Sermon for Last Sunday after the Epiphany
There is a compelling line in today’s epistle reading, in the portion from St. Paul’s letter to the church in Philippi. Sometimes a reading will leave you with a sentence or a phrase that rings like a bell and won’t let go of your attention. There are actually two compelling lines in this epistle, but here is the first one.
I want to know Christ and the power of his resurrection and the sharing of his sufferings by becoming like him in his death, if somehow I may attain the resurrection from the dead.Philippians 3:10-11
I also want to know Christ. That’s a big part of the Christian life. I don’t think you can really hang in there with the Christian life if you don’t want to know Christ. That’s pretty central, don’t you think?

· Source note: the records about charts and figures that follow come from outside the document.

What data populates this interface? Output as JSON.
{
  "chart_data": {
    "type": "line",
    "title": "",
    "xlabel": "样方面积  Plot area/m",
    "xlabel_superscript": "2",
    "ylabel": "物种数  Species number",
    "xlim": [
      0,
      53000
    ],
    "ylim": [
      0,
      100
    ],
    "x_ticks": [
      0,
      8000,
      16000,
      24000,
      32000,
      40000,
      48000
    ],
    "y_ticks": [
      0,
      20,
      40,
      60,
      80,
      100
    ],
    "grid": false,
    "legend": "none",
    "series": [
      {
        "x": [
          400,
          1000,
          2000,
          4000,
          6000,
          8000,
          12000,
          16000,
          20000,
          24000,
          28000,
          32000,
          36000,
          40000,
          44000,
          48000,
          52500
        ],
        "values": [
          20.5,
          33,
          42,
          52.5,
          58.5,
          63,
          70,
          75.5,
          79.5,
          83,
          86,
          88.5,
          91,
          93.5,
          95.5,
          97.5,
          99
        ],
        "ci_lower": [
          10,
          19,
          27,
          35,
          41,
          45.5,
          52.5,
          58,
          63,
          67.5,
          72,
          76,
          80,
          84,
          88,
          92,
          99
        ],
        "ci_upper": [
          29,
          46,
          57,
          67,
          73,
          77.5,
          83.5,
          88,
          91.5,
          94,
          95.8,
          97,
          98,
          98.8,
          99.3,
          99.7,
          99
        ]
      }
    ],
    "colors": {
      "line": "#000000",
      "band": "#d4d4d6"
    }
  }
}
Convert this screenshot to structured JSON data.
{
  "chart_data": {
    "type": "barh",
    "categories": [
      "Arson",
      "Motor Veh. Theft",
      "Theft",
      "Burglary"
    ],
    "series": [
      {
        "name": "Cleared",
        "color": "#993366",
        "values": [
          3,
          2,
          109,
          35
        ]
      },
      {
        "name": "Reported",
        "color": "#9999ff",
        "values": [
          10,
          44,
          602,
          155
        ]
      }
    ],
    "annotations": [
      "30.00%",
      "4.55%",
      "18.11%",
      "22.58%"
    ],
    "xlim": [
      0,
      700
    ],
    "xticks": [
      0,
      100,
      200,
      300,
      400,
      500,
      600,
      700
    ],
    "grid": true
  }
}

This faith that we live in, it’s not just generic spirituality time; we are squarely centered on this Jesus Christ. So I’m with Paul. I want to know Christ, and I hope you do too.
Paul wants to know the power of his resurrection, and to attain the resurrection. I’m with Paul on that, as well. There seems to be so much death around, and so many kinds of death — physical dying, of course, but also the death of dreams, the death of hope. It feels at least like there is plenty of death, and so resurrection sounds good to me. I want to know the power of Christ’s resurrection. I hope you do too.

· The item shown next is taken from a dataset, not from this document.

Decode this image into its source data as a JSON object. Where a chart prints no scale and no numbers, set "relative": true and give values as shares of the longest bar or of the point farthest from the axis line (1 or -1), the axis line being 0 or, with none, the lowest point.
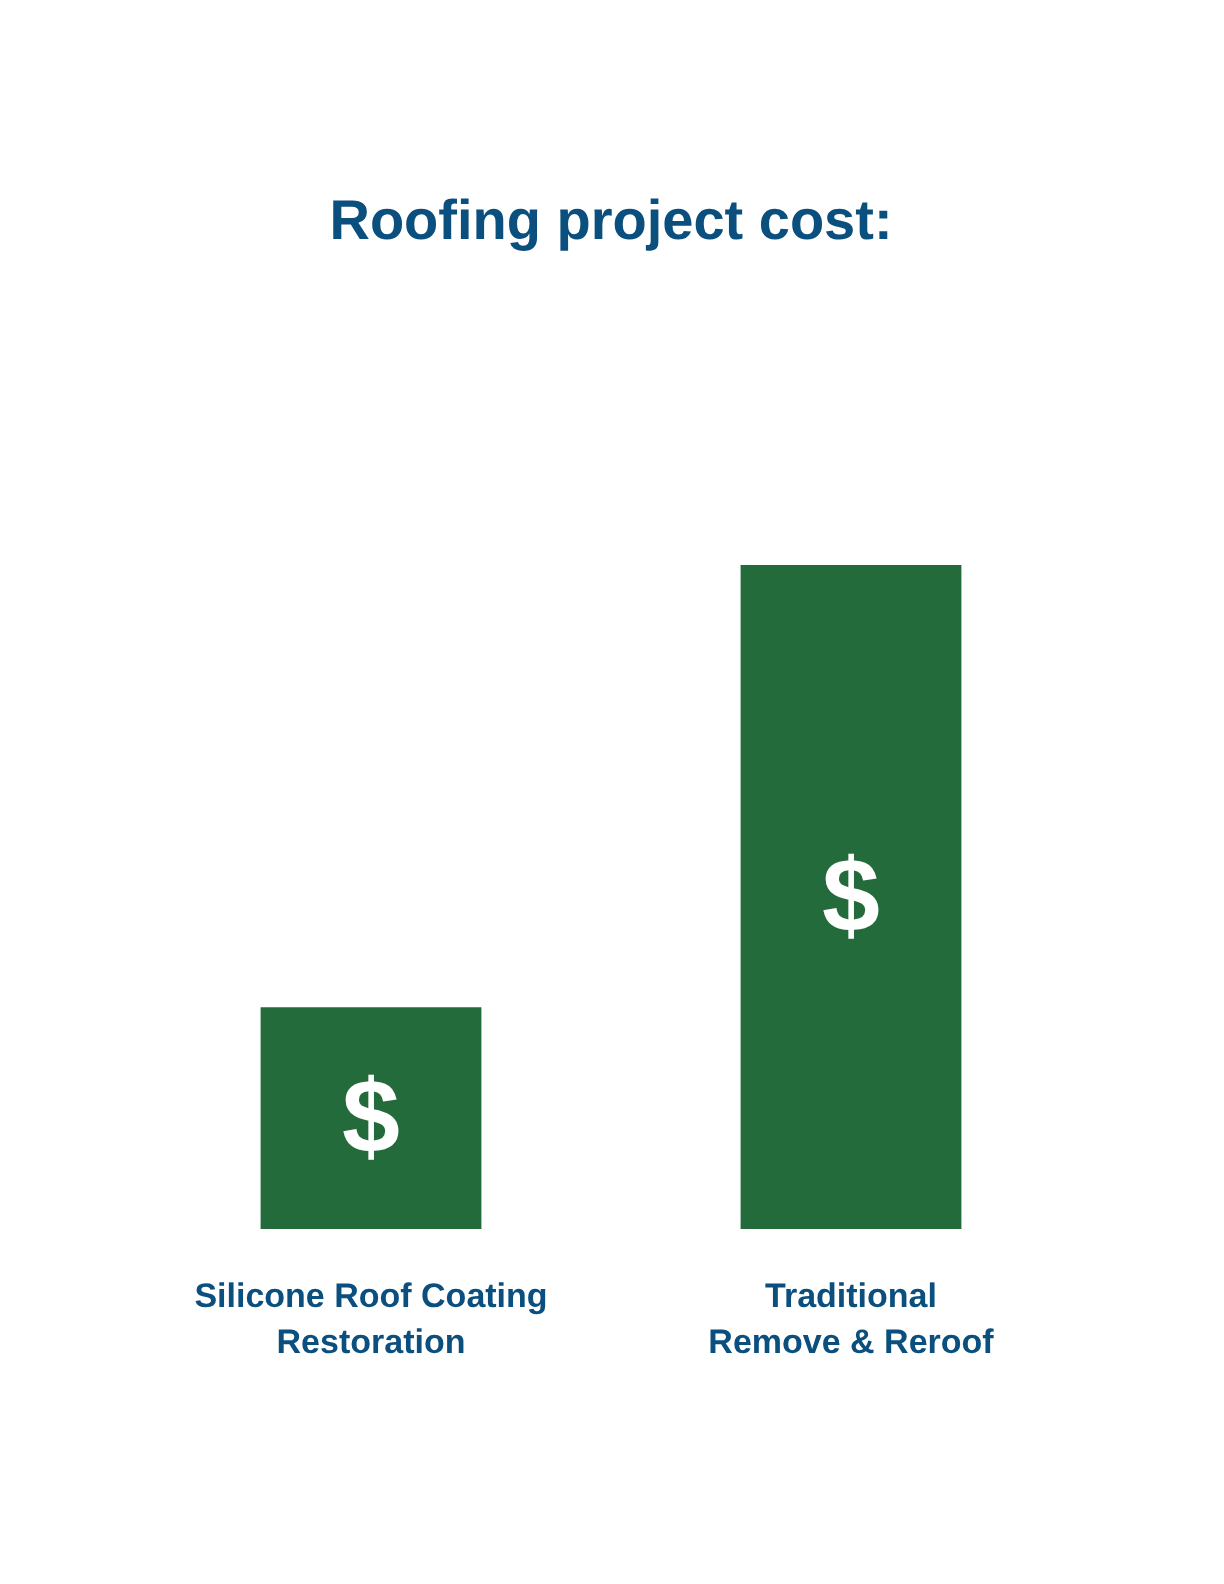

But Paul wants to know Christ by becoming like him in his death.
What does that mean? Becoming like him in his death. Is that how this works? Is that something we each have to do? I wonder what it means, and I don’t want to pretend I have an easy answer to it. Like death itself, Paul’s wanting to become like Christ in his death is a mystery.
The other compelling phrase comes a little later, and I think it’s linked to this first one.

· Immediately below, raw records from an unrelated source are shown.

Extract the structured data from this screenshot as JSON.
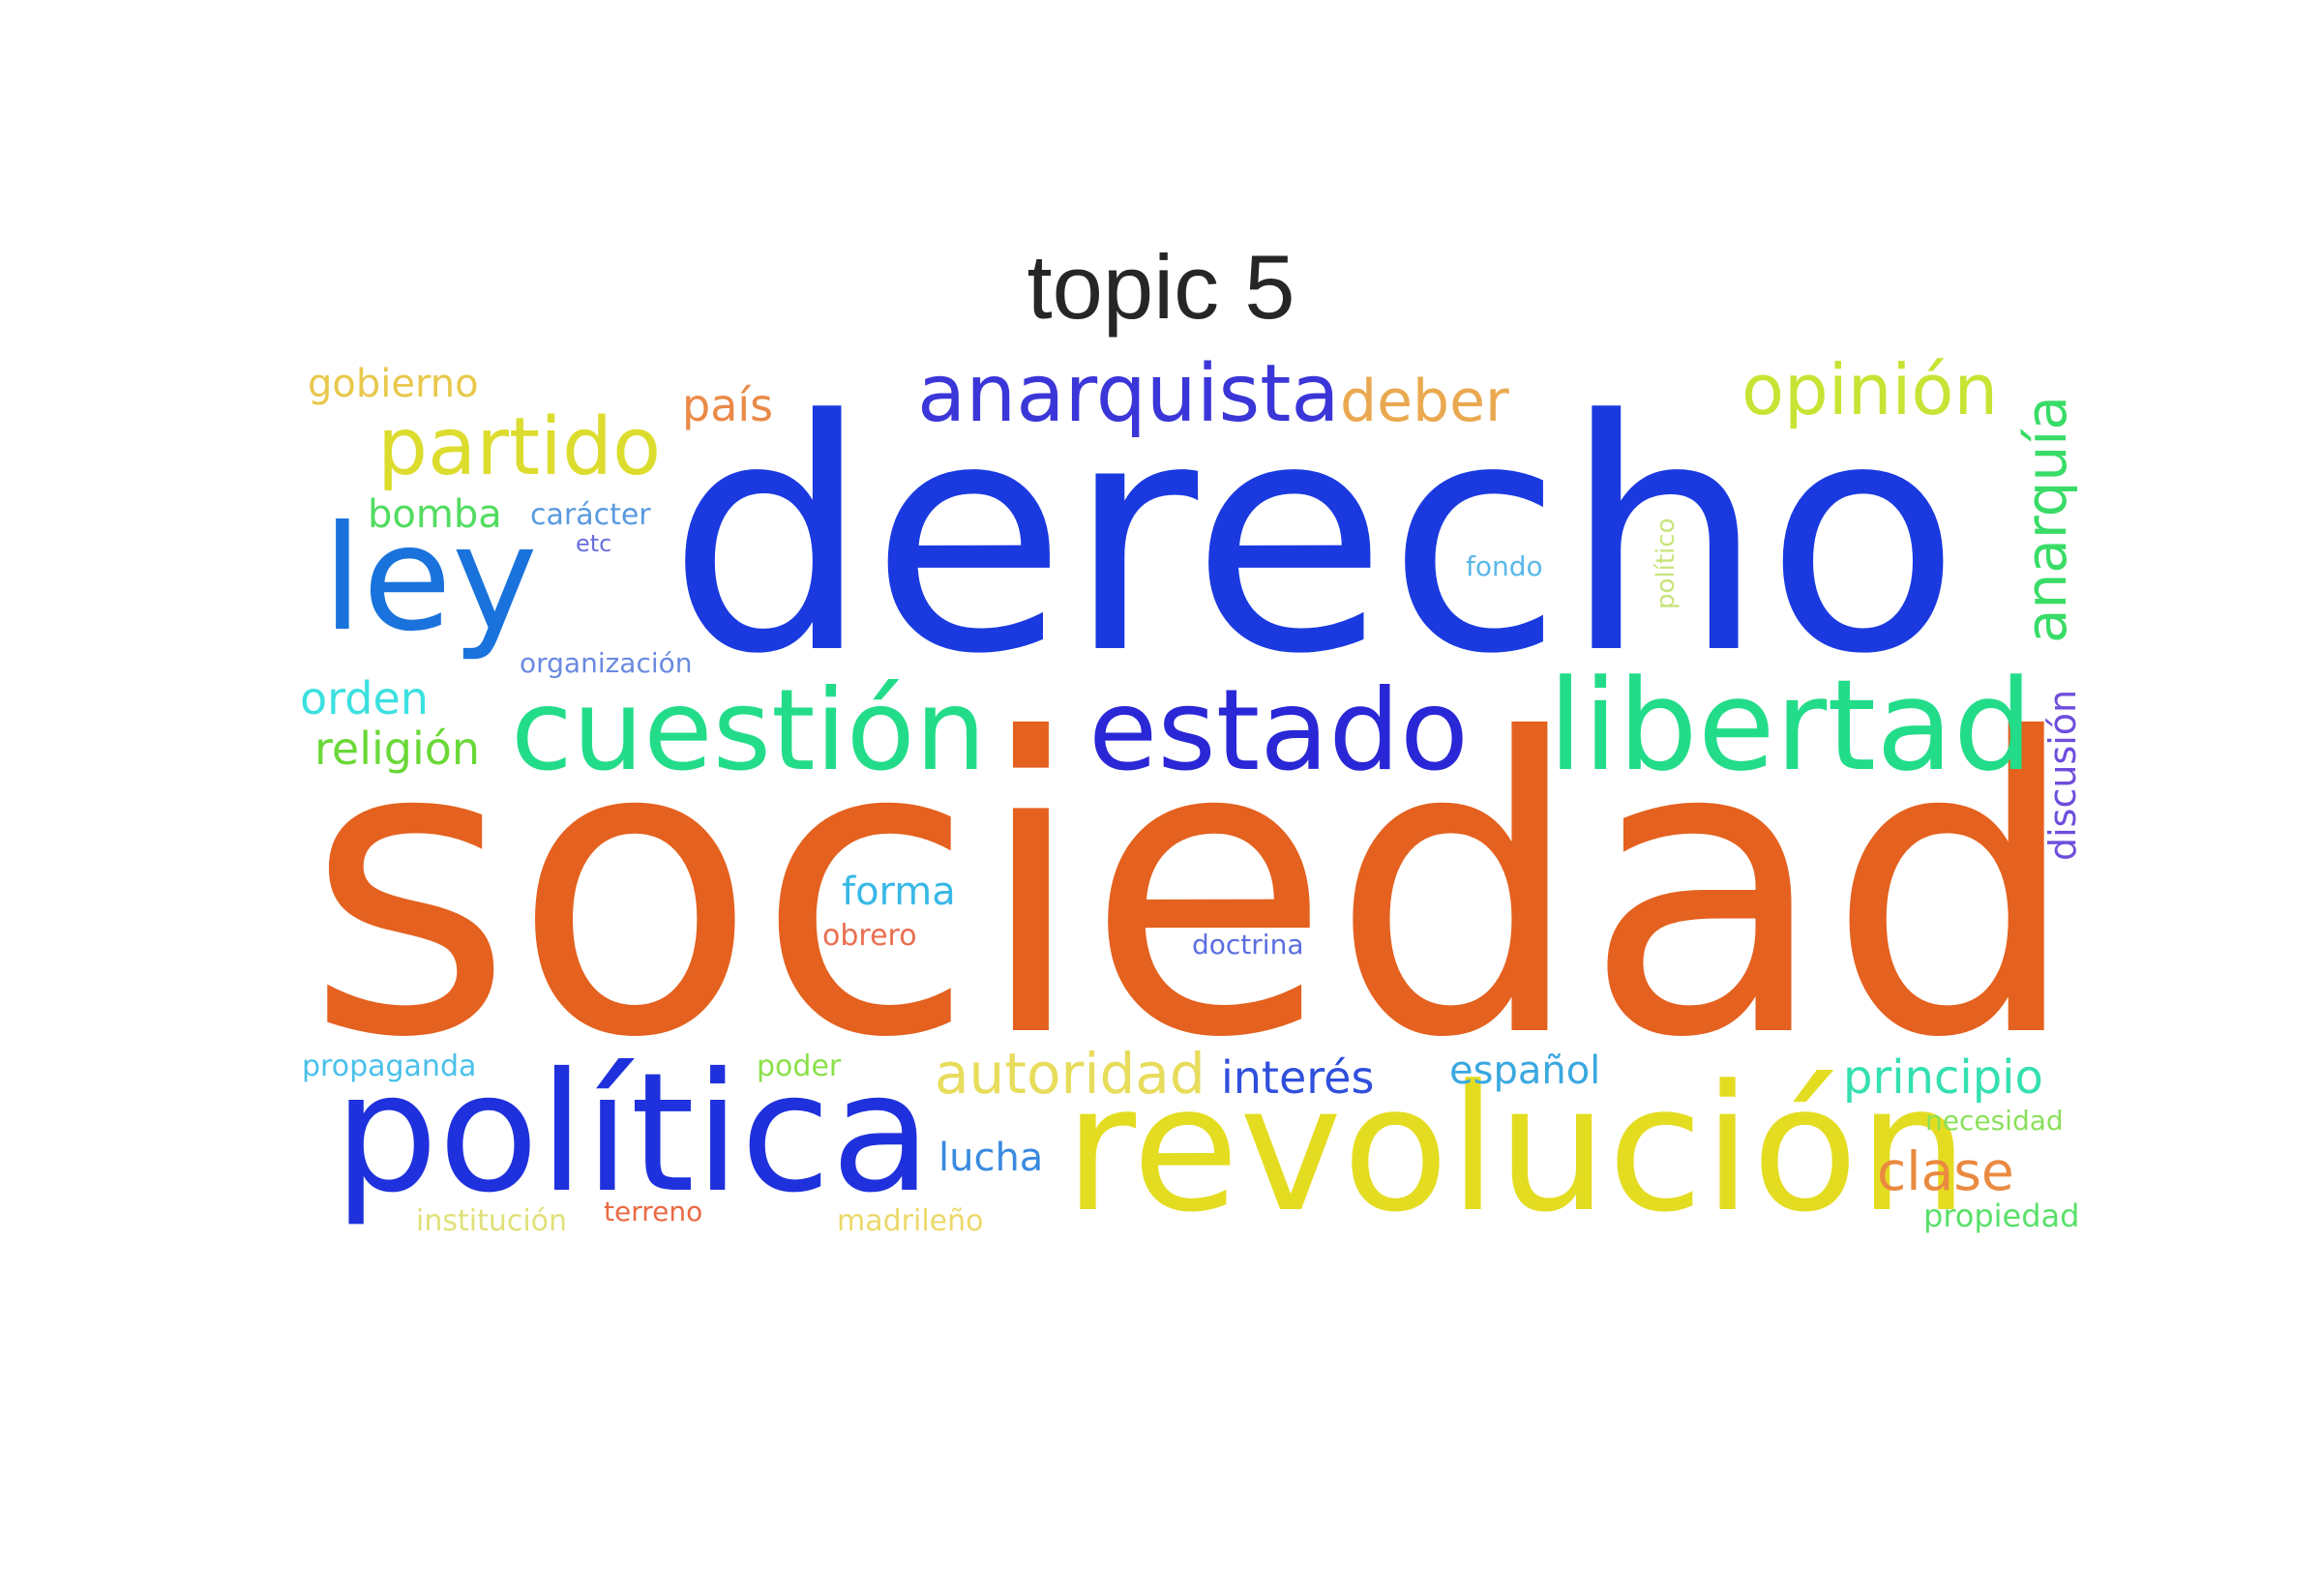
{
  "title": "topic 5",
  "words": [
    {
      "text": "sociedad",
      "color": "#e4611f"
    },
    {
      "text": "derecho",
      "color": "#1a3ae0"
    },
    {
      "text": "revolución",
      "color": "#e4dc21"
    },
    {
      "text": "política",
      "color": "#1f31dc"
    },
    {
      "text": "libertad",
      "color": "#23dc8a"
    },
    {
      "text": "cuestión",
      "color": "#23dc8a"
    },
    {
      "text": "estado",
      "color": "#2a27d6"
    },
    {
      "text": "ley",
      "color": "#1a73dc"
    },
    {
      "text": "anarquista",
      "color": "#3b36d8"
    },
    {
      "text": "partido",
      "color": "#dcdc2e"
    },
    {
      "text": "opinión",
      "color": "#c8e334"
    },
    {
      "text": "anarquía",
      "color": "#38dc66"
    },
    {
      "text": "discusión",
      "color": "#6d4edc"
    },
    {
      "text": "autoridad",
      "color": "#e8dc5c"
    },
    {
      "text": "principio",
      "color": "#34e0b0"
    },
    {
      "text": "clase",
      "color": "#ea8a40"
    },
    {
      "text": "deber",
      "color": "#eaa950"
    },
    {
      "text": "país",
      "color": "#ea8a48"
    },
    {
      "text": "gobierno",
      "color": "#e8c84c"
    },
    {
      "text": "bomba",
      "color": "#52dc60"
    },
    {
      "text": "orden",
      "color": "#3ce0e0"
    },
    {
      "text": "religión",
      "color": "#6ad838"
    },
    {
      "text": "interés",
      "color": "#3050dc"
    },
    {
      "text": "español",
      "color": "#3aa8e0"
    },
    {
      "text": "lucha",
      "color": "#3a8ae0"
    },
    {
      "text": "forma",
      "color": "#38b8e6"
    },
    {
      "text": "obrero",
      "color": "#ea6e50"
    },
    {
      "text": "doctrina",
      "color": "#5a6ee0"
    },
    {
      "text": "propaganda",
      "color": "#4ac0ea"
    },
    {
      "text": "poder",
      "color": "#8ae04a"
    },
    {
      "text": "necesidad",
      "color": "#8ae05a"
    },
    {
      "text": "propiedad",
      "color": "#5ae06a"
    },
    {
      "text": "institución",
      "color": "#e0e07a"
    },
    {
      "text": "terreno",
      "color": "#ea6a44"
    },
    {
      "text": "madrileño",
      "color": "#ecd86a"
    },
    {
      "text": "carácter",
      "color": "#5a9ae0"
    },
    {
      "text": "etc",
      "color": "#6a6ee0"
    },
    {
      "text": "organización",
      "color": "#6a8ae0"
    },
    {
      "text": "fondo",
      "color": "#5ab8ea"
    },
    {
      "text": "político",
      "color": "#c8e47a"
    }
  ]
}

Forgetting what lies behind and straining forward to what lies ahead, I press on…Philippians 3:13
You. What lies behind you that needs forgetting?
What lies ahead, that draws you on, that pulls you forward into the future?
For Paul, it seems essential to be heading in the right direction, which is that which is yet to be.
He has walked away from his own past. He says it in several of his letters; he has all this training, this background, this status and place within Judaism. He has persecuted people and stood by at their executions. But he’s leaving it all behind because of Jesus, and he’s begun a new chapter, a new story, forgetting what lies behind and straining forward, leaping forward, sprinting forward to what lies ahead. He presses on towards Jesus.
We’re all on this climb up the mountain, all of us pilgrim people. Some of us barely make it out of the parking lot; we stop by the visitor center, watch a DVD about the mountain, and buy some trinkets for the family. Some of us hike a little bit, but we find a nice cabin or a pretty meadow, and so we set up our tents there and stay, convinced that a little progress is enough. But Paul is one of those people who keeps on going, even as the journey gets harder, the air thinner, the supplies running low, he presses on, because he is convinced that nothing on earth will be as glorious as what he will find at the top of the mountain.
Peter and James and John made it to the top of a mountain, with Jesus. And what they saw and heard was astounding. They fell down! They were struck down with that weird mix of awe and delight and fear and wonder that seems to mark encounters with the holy one. I’m sure in their ecstasy they could not imagine life any better. Peter wants to build cabins up there so they never have to leave.
Have you had a moment like that? So good that you never want it to end?
But Jesus says, no, this is only a foretaste, this is only a glimpse, this is only the trailer; it is not the whole movie. It was an offering to these frail, wonderful disciples to help them endure the journey to come, for the journey is to the cross.
And so we hear this story again as we prepare for Lent. Like Peter and James and John, let this memory be an encouragement as we walk the desert road towards Jerusalem, and Gethsemane, and Calvary. Like Paul, we want to know Jesus Christ, and so somehow we will need to learn what it means to become like him in his death. We will need to forget what lies behind so that we made strain forward to the glory to come.
Ash Wednesday is coming, and Lent begins. Bring what you do need for the journey. Bring what you need, but no more; pack light. Leave behind what is in the past, and be nourished by this Eucharistic food, sustained by the Word of God and the promises of Christ. Let us become like Jesus in his death, that we may come to know the power of his resurrection.